Last modified: Tuesday, March 3, 2009

New IU Simon Cancer Center Web site section helps patients, families

March 3, 2009

INDIANAPOLIS -- For some cancer patients, the soles of their feet and the palms of their hands burn or tingle, while others may become forgetful because of some types of chemotherapy. Patients' family members also can feel anxious and concerned about their loved one's well-being.

Both share a need for quick answers or more detailed information about a broad range of topics involving diagnosis, treatments, or unexpected symptoms.

A new section of the Indiana University Melvin and Bren Simon Cancer Center's web site,, helps patients and their families find information about a variety of topics in an easily accessible format.

In the symptom management section, for example, people can learn about anemia, dry mouth, nausea and shortness of breath.

Overall, according to Anna McDaniel, a professor at the IU School of Nursing and a researcher with the IU Simon Cancer Center, the section "makes information more accessible to the public as well as patients. It has been designed so there is a clearly defined way to access quality, or evidence based, information."

Such information is beneficial for patients. "Research has shown that having access to good information can increase coping in cancer patients and lead to better treatment outcomes," McDaniel said.

McDaniel received a $250,000 grant from Indianapolis-based Walther Cancer Foundation in 2007 for the project. She and others from the IU schools of nursing and informatics and the cancer center worked together to create the section, which made its debut Feb. 23.

The new section is dedicated to Dr. Harold Burdette, a visionary leader committed to eliminating the burden of cancer in Indiana.

McDaniel and others are now testing the section's next phase, which takes symptom management to an interactive level.

Patients will log into a secure system to answer questions about any side effects they might be experiencing from chemotherapy.
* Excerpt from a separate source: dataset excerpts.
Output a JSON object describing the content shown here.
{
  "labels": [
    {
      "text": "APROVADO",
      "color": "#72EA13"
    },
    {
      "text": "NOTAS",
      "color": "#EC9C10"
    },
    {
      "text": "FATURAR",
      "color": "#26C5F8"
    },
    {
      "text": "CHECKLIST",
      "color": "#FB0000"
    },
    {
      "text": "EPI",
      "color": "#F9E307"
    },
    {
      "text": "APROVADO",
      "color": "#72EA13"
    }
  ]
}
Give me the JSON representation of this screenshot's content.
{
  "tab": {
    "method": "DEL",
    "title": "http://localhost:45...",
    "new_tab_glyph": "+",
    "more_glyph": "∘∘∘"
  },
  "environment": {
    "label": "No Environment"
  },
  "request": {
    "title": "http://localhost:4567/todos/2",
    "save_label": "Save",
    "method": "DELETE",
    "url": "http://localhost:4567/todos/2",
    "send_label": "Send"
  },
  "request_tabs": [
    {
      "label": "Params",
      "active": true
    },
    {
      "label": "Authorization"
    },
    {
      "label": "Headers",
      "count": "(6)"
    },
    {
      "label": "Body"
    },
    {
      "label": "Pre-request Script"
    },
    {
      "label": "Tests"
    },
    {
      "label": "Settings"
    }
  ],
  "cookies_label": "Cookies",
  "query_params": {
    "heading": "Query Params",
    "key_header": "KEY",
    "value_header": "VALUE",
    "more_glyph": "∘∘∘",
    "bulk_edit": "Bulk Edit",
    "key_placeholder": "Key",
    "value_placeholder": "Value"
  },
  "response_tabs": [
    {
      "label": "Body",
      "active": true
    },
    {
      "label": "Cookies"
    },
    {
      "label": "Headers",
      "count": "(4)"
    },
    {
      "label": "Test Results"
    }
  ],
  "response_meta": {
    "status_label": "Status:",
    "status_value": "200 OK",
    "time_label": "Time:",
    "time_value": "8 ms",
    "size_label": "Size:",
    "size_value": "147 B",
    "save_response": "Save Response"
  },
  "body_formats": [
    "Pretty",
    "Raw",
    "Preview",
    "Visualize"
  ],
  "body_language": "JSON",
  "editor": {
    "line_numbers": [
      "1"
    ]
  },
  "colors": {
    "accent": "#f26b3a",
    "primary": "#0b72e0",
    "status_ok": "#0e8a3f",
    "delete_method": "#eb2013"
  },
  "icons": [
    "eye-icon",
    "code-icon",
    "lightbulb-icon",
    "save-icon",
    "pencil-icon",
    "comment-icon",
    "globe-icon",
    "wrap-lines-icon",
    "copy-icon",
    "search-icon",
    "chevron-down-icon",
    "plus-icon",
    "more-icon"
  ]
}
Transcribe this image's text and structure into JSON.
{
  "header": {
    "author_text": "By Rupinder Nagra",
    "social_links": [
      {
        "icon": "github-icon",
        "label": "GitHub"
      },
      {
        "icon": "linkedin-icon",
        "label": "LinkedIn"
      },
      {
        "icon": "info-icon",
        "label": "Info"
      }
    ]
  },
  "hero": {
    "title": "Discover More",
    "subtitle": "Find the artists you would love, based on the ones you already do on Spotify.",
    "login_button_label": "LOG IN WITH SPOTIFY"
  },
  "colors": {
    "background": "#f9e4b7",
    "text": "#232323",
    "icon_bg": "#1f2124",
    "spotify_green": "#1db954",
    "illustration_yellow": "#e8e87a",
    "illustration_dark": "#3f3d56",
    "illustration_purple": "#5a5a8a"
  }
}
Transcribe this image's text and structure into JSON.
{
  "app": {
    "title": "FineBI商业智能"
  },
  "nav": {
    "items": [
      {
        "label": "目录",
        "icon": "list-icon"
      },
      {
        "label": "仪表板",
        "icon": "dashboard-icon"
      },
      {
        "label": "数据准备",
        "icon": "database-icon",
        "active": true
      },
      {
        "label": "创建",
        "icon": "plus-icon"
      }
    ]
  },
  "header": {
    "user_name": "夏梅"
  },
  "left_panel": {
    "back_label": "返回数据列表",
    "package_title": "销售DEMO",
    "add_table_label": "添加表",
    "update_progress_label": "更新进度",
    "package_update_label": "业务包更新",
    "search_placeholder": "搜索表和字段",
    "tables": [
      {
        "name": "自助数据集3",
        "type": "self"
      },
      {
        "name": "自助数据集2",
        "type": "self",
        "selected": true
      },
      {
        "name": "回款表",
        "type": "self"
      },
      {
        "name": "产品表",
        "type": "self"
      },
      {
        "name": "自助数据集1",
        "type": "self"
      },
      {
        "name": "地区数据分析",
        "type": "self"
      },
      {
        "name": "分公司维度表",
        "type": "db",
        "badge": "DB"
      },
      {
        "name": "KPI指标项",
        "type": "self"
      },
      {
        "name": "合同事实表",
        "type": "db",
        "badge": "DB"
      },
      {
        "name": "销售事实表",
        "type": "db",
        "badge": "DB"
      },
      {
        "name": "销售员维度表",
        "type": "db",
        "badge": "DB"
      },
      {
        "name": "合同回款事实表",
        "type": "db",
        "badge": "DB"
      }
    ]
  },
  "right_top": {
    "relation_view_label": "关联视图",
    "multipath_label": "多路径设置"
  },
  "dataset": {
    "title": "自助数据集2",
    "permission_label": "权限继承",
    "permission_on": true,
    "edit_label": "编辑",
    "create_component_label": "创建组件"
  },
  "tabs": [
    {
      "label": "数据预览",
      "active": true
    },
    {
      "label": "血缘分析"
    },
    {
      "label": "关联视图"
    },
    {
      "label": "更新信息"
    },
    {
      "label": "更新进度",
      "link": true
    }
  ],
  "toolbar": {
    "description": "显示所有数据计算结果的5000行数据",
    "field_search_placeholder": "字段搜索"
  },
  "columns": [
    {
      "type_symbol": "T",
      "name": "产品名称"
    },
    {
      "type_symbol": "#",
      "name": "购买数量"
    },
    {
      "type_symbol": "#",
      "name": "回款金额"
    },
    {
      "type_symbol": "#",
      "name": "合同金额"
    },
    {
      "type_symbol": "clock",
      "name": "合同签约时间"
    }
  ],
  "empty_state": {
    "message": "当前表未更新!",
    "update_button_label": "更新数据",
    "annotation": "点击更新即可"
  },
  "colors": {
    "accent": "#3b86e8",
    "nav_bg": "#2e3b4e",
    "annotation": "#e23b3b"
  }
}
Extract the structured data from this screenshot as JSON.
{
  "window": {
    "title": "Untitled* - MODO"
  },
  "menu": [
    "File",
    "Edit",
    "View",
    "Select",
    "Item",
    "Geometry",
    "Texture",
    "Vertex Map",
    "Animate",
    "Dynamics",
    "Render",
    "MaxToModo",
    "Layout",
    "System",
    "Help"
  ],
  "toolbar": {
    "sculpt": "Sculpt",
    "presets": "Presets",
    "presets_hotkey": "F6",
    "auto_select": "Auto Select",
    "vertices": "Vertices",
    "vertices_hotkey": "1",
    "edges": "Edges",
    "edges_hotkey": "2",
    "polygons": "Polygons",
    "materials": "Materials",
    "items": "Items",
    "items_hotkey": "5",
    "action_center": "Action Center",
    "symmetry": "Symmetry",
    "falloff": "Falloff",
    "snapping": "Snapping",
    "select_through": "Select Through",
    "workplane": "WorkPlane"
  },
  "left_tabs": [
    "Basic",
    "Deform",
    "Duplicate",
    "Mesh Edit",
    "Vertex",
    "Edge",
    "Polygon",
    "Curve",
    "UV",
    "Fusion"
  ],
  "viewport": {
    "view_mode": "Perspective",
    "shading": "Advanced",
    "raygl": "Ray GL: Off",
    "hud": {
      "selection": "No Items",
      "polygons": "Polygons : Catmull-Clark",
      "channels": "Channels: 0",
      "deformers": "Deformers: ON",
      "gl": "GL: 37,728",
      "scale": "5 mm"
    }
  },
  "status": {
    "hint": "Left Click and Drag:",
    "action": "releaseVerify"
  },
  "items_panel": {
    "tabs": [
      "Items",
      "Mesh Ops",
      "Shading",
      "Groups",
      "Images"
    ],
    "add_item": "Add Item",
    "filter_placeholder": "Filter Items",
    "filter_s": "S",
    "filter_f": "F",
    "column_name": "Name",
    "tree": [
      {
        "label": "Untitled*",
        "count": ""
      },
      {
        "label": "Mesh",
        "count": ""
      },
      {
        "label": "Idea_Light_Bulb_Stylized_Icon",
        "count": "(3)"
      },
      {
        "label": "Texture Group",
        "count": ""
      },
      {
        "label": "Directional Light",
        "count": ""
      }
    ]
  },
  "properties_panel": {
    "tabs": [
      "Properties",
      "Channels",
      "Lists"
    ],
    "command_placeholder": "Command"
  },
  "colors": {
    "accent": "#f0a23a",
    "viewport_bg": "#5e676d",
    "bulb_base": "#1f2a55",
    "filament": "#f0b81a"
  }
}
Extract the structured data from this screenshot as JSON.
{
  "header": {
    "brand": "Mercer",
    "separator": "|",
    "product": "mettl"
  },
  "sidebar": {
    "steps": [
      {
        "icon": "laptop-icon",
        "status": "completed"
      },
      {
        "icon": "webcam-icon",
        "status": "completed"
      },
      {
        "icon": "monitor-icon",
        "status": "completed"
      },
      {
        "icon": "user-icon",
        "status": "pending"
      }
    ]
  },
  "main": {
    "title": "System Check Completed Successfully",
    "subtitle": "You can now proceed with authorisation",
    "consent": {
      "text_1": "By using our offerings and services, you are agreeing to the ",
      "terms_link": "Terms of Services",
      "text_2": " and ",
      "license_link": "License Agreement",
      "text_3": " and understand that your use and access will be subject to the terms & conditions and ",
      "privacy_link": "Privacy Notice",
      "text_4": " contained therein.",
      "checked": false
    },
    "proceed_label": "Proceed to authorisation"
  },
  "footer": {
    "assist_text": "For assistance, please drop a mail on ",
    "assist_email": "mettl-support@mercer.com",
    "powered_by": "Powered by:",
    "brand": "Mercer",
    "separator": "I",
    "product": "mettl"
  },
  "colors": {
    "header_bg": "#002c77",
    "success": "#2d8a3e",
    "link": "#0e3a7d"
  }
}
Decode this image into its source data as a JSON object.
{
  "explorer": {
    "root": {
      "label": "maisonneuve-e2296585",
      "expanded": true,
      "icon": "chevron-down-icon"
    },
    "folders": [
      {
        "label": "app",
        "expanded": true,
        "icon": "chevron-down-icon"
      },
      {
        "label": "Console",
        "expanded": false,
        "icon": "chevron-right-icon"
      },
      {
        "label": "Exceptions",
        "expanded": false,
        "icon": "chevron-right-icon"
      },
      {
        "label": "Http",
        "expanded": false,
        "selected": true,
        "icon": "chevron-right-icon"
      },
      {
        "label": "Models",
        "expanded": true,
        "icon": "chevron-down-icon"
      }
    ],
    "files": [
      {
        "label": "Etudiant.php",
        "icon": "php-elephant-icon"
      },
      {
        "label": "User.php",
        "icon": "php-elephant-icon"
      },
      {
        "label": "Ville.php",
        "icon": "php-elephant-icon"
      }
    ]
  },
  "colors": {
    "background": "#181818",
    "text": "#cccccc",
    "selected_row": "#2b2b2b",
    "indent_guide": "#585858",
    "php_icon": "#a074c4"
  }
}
They will rate their symptoms on a scale of zero to 10. Depending on the severity of the symptoms, the patient will be directed to information on the Internet, or his or her oncologist will be notified.

Twenty patients are currently being recruited into this test phase.

"The unique aspect of this is that it will connect the patient and the health-care provider," McDaniel said. "Not only does the system give patients useful information about how to help themselves during chemotherapy, it increases communication with oncology doctors and nurses."